Lola Reboud fait des images pour révéler la puissance des milieux. Elle saisit l’humain qui se grave (graphein) dans sa terre (gê) et rappelle que notre existence est géographique. En Corse, elle donne à voir la vivacité de cette ontologie, où l’adolescence rime avec concrescence : « Concretus, en latin, c’était le participe passé de concrescere : grandir ensemble. Dans les îles comme dans la réalité du monde, les gens, les mots et les choses ont grandi ensemble ; ils ont une histoire commune. » comme nous le rappelle Augustin Berque.

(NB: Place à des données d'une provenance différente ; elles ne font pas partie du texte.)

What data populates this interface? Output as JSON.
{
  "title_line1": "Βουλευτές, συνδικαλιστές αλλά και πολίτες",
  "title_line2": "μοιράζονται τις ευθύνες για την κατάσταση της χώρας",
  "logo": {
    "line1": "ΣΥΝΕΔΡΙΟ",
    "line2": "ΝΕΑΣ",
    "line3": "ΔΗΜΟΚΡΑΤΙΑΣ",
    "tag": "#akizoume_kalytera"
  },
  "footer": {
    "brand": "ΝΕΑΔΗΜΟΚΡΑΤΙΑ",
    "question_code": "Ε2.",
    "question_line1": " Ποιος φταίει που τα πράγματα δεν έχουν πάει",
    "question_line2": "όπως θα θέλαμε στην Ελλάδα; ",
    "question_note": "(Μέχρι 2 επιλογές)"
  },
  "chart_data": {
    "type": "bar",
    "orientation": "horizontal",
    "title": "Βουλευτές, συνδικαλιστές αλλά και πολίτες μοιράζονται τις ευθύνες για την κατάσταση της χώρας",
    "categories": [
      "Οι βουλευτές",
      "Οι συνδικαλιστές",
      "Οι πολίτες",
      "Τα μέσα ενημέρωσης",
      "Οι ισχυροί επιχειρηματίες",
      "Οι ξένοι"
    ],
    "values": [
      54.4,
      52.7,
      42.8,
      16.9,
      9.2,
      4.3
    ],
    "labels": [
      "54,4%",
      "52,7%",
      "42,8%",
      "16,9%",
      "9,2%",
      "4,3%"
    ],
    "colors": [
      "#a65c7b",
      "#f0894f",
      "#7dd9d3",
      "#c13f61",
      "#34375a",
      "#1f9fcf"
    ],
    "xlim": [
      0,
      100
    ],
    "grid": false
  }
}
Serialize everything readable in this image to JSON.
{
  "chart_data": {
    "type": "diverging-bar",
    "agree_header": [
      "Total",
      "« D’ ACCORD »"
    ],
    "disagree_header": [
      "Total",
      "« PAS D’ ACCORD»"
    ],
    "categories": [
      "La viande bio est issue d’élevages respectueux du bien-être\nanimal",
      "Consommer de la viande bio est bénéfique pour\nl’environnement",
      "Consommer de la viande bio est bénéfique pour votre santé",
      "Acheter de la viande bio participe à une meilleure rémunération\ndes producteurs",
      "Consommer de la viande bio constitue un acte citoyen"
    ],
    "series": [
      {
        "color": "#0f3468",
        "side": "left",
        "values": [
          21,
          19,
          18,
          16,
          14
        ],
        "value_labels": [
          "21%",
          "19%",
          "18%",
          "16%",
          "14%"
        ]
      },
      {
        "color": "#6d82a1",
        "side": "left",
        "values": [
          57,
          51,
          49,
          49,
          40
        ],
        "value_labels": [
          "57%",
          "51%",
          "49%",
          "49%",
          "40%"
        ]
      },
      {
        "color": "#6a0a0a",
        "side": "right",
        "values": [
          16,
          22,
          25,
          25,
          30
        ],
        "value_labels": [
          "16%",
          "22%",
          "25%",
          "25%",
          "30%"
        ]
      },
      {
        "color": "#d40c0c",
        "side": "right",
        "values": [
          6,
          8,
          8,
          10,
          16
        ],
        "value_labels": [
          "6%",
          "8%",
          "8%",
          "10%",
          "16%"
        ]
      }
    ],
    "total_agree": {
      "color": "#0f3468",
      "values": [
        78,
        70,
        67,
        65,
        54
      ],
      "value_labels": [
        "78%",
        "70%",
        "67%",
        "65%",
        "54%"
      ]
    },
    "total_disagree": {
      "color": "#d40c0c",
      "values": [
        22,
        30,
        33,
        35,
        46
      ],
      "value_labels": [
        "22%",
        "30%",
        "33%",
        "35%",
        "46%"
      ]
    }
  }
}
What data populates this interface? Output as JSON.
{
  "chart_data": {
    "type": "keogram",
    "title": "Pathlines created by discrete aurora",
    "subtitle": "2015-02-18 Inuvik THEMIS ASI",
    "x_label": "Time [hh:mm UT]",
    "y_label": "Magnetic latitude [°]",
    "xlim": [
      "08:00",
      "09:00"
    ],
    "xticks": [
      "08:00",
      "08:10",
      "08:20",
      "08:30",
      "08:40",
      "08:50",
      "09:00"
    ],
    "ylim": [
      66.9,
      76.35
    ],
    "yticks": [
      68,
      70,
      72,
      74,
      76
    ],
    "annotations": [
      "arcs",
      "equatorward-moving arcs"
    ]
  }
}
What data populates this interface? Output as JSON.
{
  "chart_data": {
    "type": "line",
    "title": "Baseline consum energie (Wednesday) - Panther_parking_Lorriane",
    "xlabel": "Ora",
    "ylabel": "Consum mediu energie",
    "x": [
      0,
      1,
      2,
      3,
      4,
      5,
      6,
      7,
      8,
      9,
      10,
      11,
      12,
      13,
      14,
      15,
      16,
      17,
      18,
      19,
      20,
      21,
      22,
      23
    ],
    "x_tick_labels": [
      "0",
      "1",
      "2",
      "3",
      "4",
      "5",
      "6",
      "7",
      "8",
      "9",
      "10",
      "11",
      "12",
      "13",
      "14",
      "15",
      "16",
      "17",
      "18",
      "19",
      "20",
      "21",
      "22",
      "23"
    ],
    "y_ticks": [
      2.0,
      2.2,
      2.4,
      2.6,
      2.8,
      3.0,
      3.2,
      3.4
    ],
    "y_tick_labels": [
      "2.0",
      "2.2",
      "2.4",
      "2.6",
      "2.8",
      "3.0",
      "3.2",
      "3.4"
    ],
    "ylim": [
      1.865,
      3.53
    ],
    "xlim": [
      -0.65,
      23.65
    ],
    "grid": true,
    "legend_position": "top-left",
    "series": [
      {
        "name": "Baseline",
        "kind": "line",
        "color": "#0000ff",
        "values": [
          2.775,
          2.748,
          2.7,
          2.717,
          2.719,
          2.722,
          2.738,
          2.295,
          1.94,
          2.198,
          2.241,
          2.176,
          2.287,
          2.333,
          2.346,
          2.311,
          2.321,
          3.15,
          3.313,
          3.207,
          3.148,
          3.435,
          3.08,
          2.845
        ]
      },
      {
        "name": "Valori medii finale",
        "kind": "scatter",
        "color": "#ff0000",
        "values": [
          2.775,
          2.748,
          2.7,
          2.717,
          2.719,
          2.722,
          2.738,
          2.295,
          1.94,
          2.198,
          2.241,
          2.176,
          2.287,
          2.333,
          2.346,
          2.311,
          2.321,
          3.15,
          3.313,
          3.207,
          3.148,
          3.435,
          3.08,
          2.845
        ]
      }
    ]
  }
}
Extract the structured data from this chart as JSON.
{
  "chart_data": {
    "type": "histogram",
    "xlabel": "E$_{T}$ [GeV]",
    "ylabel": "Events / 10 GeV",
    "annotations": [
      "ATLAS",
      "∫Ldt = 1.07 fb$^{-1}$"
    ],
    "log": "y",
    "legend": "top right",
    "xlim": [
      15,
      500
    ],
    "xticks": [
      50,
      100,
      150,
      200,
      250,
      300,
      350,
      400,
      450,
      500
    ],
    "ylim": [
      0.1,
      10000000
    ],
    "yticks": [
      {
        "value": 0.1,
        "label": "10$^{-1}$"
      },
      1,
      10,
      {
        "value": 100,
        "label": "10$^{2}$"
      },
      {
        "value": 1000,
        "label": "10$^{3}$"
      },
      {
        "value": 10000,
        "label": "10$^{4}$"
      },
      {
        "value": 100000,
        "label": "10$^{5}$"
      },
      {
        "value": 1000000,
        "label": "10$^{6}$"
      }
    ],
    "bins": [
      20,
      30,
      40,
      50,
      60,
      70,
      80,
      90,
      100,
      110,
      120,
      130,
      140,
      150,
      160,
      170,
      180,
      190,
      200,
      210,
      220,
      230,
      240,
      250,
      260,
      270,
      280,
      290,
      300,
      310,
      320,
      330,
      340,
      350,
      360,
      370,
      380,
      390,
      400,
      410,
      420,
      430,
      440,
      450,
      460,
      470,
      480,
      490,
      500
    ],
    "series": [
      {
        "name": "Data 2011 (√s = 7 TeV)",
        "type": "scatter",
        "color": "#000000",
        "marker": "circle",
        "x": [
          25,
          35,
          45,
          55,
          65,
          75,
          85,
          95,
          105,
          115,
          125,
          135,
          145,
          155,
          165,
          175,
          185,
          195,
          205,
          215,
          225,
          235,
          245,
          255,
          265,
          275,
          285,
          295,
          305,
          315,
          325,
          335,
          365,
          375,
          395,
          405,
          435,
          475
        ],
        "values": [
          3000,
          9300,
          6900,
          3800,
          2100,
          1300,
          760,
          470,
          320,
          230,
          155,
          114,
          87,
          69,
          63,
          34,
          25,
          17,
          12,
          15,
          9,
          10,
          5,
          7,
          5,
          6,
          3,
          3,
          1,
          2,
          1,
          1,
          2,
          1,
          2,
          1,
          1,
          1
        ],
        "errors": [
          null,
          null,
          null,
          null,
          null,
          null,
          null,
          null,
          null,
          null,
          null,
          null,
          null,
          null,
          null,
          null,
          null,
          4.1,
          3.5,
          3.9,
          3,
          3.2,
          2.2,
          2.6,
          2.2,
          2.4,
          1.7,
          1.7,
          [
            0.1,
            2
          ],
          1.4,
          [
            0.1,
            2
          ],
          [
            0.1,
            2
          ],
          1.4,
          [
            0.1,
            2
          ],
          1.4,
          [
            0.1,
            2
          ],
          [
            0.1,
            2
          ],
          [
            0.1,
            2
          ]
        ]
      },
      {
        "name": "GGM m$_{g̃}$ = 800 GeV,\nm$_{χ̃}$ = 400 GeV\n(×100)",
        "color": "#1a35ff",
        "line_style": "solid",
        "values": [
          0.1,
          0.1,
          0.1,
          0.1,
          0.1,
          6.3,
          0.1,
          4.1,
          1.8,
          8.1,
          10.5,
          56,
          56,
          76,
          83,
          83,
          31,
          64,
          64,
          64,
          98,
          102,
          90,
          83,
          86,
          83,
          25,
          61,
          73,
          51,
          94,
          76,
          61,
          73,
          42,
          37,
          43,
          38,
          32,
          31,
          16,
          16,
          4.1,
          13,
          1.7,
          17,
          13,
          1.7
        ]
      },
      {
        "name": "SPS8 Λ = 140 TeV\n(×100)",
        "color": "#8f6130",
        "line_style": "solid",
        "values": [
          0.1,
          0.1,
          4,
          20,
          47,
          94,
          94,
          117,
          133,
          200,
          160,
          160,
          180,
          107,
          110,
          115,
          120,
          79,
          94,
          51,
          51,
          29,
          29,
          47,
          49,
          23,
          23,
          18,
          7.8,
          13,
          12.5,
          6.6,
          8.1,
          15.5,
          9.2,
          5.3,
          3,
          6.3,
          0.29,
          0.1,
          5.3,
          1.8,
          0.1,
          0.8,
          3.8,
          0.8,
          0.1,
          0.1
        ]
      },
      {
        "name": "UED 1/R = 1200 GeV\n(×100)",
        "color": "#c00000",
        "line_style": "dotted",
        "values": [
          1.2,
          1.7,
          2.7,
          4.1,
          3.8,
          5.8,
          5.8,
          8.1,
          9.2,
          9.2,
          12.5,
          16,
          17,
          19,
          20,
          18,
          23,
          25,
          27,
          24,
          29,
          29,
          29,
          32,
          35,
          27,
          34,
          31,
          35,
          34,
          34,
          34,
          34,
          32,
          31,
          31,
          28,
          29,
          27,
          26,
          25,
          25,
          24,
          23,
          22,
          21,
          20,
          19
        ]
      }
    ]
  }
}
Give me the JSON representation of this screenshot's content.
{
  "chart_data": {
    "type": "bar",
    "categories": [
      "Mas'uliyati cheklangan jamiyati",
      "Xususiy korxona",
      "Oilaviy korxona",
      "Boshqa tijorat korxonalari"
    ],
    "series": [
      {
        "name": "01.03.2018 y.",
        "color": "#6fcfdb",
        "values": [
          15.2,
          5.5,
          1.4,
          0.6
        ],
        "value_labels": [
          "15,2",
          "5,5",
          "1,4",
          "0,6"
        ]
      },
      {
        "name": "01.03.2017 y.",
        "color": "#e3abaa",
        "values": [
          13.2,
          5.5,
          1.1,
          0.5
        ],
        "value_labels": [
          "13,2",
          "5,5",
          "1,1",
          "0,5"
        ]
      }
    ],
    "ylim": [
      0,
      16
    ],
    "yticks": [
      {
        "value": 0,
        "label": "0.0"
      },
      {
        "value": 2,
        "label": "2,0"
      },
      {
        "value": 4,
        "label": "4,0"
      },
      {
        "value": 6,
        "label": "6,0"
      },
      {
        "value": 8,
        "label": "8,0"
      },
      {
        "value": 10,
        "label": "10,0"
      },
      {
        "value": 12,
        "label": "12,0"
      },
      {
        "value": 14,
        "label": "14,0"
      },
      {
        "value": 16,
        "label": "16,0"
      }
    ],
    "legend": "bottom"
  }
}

La cigarette, Lola Reboud, Luri, janvier 2017
La cigarette, Lola Reboud, Luri, janvier 2017
Lola Reboud est née en 1982. Sa formation universitaire et artistique aux Beaux-Arts de Cergy et aux Arts décoratifs de Paris l’a conduite à la photo. Son fil conducteur, c’est la mise en lumière de la relation que nous entretenons aux « Climats », c’est-à-dire aux lieux de vie appréhendés à la fois en tant que milieu géographique et milieu humain.
Lorsqu’elle a été lauréate de la commande photographique du CNAP  sur « La jeunesse en France », elle a choisi de travailler sur la Corse. Elle connaît bien le Cap et la Castagniccia en particulier, car plusieurs de ses grands-parents en sont originaires et elle y déjà souvent exercé son regard et sa sensibilité.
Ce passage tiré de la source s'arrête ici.